Leurs grands chefs ont négocié avec le gouvernement, reculé sur à peu près tout, et réendormi leur base (ce qu'ils ont "sauvé" leur sera retiré lors de prochaines mesures encore plus drastiques).
On se demande bien comment ils tiennent ces syndicats...
On se demande surtout pourquoi leur base ne se soulève pas une bonne fois pour toute et s'allie de façon radicale avec les autres organisations de lutte afin de mettre une bonne fois pour toute la raclée méritée au patronnat et au gouvernement à sa botte.
C'est peut être parce que finallement, ils ont pris l'habitude de perdre et que gagner et se diriger vers du neuf fait trop peur ou serait une trop grosse responsabilité.

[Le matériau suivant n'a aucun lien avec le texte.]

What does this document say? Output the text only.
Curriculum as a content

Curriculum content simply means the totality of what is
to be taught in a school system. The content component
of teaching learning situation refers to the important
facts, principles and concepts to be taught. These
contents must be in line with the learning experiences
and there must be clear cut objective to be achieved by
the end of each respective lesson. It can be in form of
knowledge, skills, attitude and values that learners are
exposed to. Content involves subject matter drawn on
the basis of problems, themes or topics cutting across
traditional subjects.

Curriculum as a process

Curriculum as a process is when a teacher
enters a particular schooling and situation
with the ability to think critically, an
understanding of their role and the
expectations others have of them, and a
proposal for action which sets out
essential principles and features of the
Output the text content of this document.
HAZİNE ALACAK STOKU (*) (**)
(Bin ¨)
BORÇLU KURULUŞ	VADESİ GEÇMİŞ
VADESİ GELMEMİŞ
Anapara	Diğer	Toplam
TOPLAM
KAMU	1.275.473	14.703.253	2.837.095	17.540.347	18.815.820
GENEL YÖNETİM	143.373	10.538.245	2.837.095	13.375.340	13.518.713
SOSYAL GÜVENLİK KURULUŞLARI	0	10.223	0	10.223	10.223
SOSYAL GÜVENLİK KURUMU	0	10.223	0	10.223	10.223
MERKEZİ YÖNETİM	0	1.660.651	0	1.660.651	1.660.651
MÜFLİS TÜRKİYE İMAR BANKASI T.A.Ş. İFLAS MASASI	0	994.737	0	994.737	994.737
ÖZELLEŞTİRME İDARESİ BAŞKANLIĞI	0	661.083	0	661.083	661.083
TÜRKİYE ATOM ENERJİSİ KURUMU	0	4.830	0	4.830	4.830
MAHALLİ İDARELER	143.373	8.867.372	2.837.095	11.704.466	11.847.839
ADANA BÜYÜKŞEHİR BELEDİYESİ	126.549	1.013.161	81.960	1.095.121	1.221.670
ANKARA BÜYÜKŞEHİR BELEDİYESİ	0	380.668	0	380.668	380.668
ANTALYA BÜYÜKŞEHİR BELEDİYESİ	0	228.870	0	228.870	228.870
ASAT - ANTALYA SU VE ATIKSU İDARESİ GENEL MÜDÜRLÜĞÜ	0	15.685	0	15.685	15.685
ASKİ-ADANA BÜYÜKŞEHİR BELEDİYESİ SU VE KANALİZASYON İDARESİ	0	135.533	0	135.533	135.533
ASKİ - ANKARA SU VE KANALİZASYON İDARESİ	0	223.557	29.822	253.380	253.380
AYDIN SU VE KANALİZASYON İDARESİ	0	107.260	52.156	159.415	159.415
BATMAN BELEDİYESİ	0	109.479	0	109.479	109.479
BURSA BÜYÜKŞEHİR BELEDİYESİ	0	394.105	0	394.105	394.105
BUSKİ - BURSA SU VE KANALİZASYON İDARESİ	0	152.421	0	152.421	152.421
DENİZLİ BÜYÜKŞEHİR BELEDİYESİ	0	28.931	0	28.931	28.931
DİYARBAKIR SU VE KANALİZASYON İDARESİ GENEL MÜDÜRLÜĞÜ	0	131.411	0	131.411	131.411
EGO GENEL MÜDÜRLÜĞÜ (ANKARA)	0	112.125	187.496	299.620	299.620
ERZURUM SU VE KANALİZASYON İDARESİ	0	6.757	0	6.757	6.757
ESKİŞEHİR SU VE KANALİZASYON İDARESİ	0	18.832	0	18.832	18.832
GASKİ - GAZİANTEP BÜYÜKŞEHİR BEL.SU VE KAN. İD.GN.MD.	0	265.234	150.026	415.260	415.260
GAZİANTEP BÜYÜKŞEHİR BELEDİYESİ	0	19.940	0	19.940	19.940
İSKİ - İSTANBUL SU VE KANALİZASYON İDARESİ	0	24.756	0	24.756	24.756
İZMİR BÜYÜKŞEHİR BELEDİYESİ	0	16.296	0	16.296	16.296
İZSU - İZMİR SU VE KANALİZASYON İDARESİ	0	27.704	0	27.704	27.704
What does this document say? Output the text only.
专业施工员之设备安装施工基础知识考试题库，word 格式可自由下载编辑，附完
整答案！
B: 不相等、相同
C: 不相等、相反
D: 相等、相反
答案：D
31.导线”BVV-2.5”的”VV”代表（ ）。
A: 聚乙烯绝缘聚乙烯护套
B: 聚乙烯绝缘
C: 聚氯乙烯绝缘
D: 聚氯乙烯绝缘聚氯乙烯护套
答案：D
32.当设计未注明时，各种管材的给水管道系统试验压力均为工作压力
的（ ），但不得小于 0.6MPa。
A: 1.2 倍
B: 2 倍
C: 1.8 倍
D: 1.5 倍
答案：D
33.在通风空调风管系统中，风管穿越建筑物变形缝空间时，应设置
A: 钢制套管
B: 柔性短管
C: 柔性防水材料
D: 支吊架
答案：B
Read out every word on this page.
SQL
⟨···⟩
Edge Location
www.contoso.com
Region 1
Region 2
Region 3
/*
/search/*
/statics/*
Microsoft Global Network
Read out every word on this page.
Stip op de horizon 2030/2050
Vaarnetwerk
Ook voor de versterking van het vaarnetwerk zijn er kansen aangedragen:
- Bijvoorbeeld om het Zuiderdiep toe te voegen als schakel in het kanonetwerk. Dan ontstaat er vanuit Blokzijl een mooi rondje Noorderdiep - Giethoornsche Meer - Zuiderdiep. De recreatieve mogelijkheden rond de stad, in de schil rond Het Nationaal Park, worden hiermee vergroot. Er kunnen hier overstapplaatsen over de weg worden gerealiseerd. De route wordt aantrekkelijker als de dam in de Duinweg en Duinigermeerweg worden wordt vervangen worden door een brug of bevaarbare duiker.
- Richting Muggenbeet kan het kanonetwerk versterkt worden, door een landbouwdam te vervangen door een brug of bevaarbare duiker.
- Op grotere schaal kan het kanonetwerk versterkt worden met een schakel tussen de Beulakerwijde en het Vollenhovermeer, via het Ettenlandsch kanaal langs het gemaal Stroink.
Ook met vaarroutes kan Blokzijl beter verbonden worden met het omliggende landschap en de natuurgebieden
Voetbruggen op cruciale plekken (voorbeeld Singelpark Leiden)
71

Et aussi que dirait t'on d'eux dans les journaux s'ils venaient à se radicaliser? Hum hum, les ultra, les radicaux et tout ça, les journaux, y z'aiment pas ça! Et nos gentils syndicalistes, y z'aiment pas qu'on disent du mal d'eux sur BFM, à ça non (ils préfèrent largement être riducules que traités de radicaux)!
Peut être aussi que tout simplement, ils rêvent d'être patrons, et que ça leur coupe la chique... et la radicalité.